Scroll untuk baca artikel
Fokus

Makin Banyak Negara yang Hapus Hukuman Mati

Redaksi
×

Makin Banyak Negara yang Hapus Hukuman Mati

Sebarkan artikel ini

10 Oktober ditetapkan sebagai Hari Anti-Hukuman Mati sedunia.

BARISAN.CO Tanggal 10 Oktober 2022 esok adalah kali kedua puluh World Coalition Against the Death Penalty (Koalisi Anti-Hukuman Mati) memperjuangkan penghapusan hukuman mati di seluruh dunia.

Koalisi ini terdiri dari lebih dari 160 organisasi non-pemerintah yang dibentuk di Roma, Italia, pada tanggal 13 Mei 2002.

Setiap tahun, koalisi mengusung tema berbeda-beda untuk meningkatkan kesadaran publik bahwa hukuman mati mencederai rasa kemanusiaan.

Tahun ini koalisi mengusung tema “Penyiksaan dan Hukuman Mati”. Tema ini didedikasikan untuk orang-orang yang diancam hukuman mati, atau sedang menjalani proses hukuman mati, dan menjadi korban penyiksaan atas itu.

Dalam keterangan resminya, koalisi mengatakan masih ada 28.670 orang di seluruh dunia yang sedang berada di ruang tunggu eksekusi mati.

Sementara itu China, Iran, Mesir, Arab Saudi, dan Suriah menjadi negara-negara yang telah menyumbang angka eksekusi mati terbesar pada 2021.

“Kami mengajak masyarakat sipil, pemimpin dunia, pengacara, guru, artis, jurnalis, pemimpin agama, dan lainnya untuk melanjutkan kerja-kerja menuju penghapusan hukuman mati atas semua bentuk kejahatan,” demikian bunyi rilis koalisi.

Koalisi mengatakan, semestinya, hukuman terhadap pelaku kejahatan harus bebas dari segala bentuk penghukuman yang kejam, penyiksaan yang tidak manusiawi, dan perlakuan buruk yang merendahkan martabat manusia.

Tujuan hukum adalah mengaktifkan efek jera terhadap pelaku kejahatan. Efek jera bisa diperoleh jika sebuah negara punya kepastian akan adanya hukuman.

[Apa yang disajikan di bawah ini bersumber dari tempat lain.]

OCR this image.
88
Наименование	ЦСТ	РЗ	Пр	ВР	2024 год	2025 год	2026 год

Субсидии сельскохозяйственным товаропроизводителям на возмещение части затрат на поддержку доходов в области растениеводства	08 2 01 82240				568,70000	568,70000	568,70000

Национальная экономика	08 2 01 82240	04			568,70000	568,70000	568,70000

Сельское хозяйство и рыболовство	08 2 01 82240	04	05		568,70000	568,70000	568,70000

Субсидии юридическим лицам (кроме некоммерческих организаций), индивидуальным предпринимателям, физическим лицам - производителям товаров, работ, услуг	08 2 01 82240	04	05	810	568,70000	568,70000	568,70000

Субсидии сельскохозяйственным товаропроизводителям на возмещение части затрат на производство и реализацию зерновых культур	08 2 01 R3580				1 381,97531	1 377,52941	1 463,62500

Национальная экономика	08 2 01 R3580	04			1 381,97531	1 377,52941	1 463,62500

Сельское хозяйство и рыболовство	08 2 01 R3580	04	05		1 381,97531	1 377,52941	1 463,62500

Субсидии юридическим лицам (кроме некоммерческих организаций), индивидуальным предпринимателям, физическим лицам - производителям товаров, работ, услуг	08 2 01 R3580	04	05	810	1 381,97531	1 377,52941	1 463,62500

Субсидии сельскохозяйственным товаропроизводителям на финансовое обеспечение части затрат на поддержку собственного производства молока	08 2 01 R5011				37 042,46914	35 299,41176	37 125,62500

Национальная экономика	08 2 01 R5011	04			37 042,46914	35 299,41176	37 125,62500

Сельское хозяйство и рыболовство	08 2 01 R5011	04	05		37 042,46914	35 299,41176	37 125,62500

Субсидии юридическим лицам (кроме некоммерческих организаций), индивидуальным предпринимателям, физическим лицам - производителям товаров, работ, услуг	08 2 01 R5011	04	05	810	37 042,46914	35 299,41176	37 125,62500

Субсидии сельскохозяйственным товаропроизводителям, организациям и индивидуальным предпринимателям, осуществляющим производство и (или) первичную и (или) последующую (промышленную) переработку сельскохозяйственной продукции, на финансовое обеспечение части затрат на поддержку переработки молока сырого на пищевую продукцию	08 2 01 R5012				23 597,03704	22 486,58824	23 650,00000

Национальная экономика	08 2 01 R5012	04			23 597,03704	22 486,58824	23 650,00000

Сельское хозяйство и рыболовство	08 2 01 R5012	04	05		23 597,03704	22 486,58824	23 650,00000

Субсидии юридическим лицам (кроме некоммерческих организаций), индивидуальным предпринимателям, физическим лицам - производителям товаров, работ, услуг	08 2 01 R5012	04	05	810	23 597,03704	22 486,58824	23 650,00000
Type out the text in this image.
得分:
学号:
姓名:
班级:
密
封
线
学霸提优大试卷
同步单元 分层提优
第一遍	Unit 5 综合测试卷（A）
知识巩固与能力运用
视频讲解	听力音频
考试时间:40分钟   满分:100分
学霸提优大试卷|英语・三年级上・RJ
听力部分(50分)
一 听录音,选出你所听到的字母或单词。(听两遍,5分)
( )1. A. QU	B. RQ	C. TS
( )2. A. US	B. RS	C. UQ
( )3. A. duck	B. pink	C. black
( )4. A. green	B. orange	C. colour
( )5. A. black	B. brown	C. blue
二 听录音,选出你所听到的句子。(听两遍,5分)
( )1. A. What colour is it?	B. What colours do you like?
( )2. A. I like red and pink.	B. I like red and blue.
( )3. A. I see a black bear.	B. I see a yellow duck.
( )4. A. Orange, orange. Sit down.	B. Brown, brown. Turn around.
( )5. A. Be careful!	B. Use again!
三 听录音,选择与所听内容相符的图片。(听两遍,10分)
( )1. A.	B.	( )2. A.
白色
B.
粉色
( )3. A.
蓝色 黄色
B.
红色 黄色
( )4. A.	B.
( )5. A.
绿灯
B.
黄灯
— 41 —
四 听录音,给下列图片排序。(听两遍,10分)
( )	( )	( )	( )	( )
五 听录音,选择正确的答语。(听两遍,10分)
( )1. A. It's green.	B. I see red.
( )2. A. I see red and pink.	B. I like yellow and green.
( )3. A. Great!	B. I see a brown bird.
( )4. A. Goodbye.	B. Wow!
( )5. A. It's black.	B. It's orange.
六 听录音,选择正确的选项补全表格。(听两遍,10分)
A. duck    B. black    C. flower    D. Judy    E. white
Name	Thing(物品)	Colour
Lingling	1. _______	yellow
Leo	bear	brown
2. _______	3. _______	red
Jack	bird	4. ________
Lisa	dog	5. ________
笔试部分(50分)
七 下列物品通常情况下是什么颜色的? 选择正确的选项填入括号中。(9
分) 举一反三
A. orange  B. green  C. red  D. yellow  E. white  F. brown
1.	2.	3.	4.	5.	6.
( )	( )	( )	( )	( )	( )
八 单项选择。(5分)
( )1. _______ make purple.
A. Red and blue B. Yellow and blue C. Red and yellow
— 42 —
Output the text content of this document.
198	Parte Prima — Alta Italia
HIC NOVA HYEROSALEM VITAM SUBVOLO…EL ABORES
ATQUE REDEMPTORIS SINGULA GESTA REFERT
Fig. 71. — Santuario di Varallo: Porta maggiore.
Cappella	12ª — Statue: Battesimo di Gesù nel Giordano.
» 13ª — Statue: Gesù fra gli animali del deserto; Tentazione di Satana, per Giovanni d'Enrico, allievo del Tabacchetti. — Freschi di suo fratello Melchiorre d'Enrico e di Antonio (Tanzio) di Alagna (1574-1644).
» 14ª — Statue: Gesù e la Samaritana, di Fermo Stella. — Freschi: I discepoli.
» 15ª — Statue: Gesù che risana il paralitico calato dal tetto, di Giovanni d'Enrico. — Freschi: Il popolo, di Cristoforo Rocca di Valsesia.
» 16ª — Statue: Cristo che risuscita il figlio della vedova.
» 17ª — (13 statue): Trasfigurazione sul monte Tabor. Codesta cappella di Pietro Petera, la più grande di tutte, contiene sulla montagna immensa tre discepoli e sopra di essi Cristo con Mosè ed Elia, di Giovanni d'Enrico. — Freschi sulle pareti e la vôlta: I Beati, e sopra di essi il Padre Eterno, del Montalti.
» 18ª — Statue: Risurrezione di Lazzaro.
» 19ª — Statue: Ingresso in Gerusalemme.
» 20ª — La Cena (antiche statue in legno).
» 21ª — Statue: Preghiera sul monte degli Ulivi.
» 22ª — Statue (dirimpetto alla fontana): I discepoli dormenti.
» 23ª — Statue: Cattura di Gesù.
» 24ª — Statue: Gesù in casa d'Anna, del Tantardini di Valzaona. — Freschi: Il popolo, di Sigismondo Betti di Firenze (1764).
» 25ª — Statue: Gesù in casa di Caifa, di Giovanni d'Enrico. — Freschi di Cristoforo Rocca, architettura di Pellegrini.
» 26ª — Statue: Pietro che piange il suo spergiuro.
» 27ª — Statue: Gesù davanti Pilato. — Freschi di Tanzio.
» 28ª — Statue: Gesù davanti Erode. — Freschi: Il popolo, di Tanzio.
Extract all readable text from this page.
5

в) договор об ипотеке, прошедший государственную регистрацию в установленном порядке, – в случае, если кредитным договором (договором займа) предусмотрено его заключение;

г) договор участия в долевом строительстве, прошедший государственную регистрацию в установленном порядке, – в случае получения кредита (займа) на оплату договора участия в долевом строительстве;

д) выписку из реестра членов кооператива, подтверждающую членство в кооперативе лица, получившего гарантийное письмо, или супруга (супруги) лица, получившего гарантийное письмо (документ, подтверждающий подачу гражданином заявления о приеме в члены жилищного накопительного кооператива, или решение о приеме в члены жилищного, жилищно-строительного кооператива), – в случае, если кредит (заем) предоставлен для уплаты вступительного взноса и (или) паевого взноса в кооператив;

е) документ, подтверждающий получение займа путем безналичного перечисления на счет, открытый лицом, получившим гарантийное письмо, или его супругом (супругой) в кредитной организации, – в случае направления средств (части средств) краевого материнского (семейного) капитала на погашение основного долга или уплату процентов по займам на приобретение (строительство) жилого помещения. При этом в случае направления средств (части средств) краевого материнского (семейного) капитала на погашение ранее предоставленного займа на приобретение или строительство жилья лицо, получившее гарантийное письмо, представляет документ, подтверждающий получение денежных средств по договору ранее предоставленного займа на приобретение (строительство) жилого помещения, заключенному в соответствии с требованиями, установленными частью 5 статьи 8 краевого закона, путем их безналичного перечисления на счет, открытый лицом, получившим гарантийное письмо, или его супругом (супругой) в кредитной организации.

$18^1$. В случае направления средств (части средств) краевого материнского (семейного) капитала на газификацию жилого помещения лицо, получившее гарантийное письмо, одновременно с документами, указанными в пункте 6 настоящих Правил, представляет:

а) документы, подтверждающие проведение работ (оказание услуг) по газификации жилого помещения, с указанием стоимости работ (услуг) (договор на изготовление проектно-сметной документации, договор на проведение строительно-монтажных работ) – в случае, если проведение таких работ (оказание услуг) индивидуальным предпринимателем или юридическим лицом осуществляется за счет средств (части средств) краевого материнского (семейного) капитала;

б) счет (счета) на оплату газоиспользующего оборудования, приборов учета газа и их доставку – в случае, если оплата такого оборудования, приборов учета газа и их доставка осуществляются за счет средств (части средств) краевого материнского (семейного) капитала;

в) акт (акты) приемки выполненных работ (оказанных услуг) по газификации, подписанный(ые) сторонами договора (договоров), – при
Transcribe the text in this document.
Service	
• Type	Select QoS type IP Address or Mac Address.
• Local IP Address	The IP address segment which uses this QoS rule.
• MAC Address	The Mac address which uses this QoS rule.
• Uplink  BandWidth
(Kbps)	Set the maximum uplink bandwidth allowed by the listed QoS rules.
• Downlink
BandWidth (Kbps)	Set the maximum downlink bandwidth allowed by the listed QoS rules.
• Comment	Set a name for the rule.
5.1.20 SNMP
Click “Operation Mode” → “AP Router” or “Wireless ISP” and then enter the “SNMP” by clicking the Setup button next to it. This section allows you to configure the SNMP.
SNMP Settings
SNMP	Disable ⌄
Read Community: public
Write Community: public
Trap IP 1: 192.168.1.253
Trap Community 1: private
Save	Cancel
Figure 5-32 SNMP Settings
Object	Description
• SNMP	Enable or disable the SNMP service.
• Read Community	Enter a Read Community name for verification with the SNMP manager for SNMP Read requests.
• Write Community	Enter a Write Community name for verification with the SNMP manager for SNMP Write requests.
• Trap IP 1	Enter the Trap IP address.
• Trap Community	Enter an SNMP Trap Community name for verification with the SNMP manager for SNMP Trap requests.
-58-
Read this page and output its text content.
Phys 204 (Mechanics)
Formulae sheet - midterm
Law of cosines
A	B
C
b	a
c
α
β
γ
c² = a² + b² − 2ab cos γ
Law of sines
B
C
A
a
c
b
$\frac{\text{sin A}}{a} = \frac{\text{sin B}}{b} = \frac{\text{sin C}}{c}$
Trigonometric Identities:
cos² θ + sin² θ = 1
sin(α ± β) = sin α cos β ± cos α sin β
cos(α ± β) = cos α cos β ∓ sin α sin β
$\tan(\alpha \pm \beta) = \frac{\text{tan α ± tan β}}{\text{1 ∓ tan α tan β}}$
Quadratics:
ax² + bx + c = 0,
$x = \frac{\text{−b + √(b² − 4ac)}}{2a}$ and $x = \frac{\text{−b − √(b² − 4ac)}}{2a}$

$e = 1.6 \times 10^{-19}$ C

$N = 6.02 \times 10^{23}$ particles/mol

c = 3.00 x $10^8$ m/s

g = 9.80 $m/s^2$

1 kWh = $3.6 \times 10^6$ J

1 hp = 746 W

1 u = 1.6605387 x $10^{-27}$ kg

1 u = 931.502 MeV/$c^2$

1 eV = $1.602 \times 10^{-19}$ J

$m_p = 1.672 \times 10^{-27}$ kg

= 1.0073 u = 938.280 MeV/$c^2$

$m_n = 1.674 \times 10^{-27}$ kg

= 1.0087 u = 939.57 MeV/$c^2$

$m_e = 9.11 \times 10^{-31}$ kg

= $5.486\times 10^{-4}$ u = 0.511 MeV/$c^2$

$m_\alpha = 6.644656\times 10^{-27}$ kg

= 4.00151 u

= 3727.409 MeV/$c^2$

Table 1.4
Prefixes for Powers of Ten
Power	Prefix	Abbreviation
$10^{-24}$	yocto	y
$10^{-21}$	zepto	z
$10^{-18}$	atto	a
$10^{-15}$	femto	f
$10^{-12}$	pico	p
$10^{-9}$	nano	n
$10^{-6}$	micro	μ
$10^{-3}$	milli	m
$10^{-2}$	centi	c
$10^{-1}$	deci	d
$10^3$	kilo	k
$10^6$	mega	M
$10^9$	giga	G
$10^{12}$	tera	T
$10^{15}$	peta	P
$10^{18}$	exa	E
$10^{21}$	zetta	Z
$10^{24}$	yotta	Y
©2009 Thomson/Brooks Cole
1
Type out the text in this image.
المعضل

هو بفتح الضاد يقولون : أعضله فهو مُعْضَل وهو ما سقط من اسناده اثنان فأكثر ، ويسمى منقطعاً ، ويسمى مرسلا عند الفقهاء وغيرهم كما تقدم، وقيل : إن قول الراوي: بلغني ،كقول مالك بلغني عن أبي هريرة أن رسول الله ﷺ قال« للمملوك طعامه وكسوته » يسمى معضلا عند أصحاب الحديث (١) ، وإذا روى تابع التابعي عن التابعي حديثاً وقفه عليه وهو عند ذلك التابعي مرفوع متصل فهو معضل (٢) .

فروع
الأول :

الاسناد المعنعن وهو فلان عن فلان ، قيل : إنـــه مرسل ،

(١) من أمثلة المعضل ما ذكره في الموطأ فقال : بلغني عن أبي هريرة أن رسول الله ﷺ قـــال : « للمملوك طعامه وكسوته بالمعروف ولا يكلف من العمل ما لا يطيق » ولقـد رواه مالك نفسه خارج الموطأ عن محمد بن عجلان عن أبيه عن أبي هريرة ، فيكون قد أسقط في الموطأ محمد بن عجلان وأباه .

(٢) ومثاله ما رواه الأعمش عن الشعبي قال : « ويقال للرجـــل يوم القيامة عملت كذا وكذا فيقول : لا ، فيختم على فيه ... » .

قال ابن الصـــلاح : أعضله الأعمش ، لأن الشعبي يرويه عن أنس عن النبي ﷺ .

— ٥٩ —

Sayangnya, banyak negara masih keliru menganggap kepastian adanya hukuman sama dengan tingkat kekejaman hukuman.

Maka kemudian banyak negara salah menulis konstitusi hukumnya bahwa semakin kejam hukuman semakin besar efek jera. Padahal, fakta justru berkata sebaliknya.

Banyak negara yang menjadi tertib tanpa mengakomodir hukuman mati. Banyak juga negara yang tetap punya tingkat kejahatan tinggi meski hukuman mati dilaksanakan secara berkala.

“Hukuman mati tidak pernah efisien dan tidak membuat masyarakat lebih aman. Tidak pernah ada bukti bahwa hukuman mati mencegah kejahatan lebih efektif daripada penjara seumur hidup,” tulis koalisi.

Ada banyak alasan lain untuk menghapus hukuman mati. Yang paling utama, koalisi percaya bahwa tidak satupun negara yang seharusnya punya kekuatan mengambil nyawa seseorang.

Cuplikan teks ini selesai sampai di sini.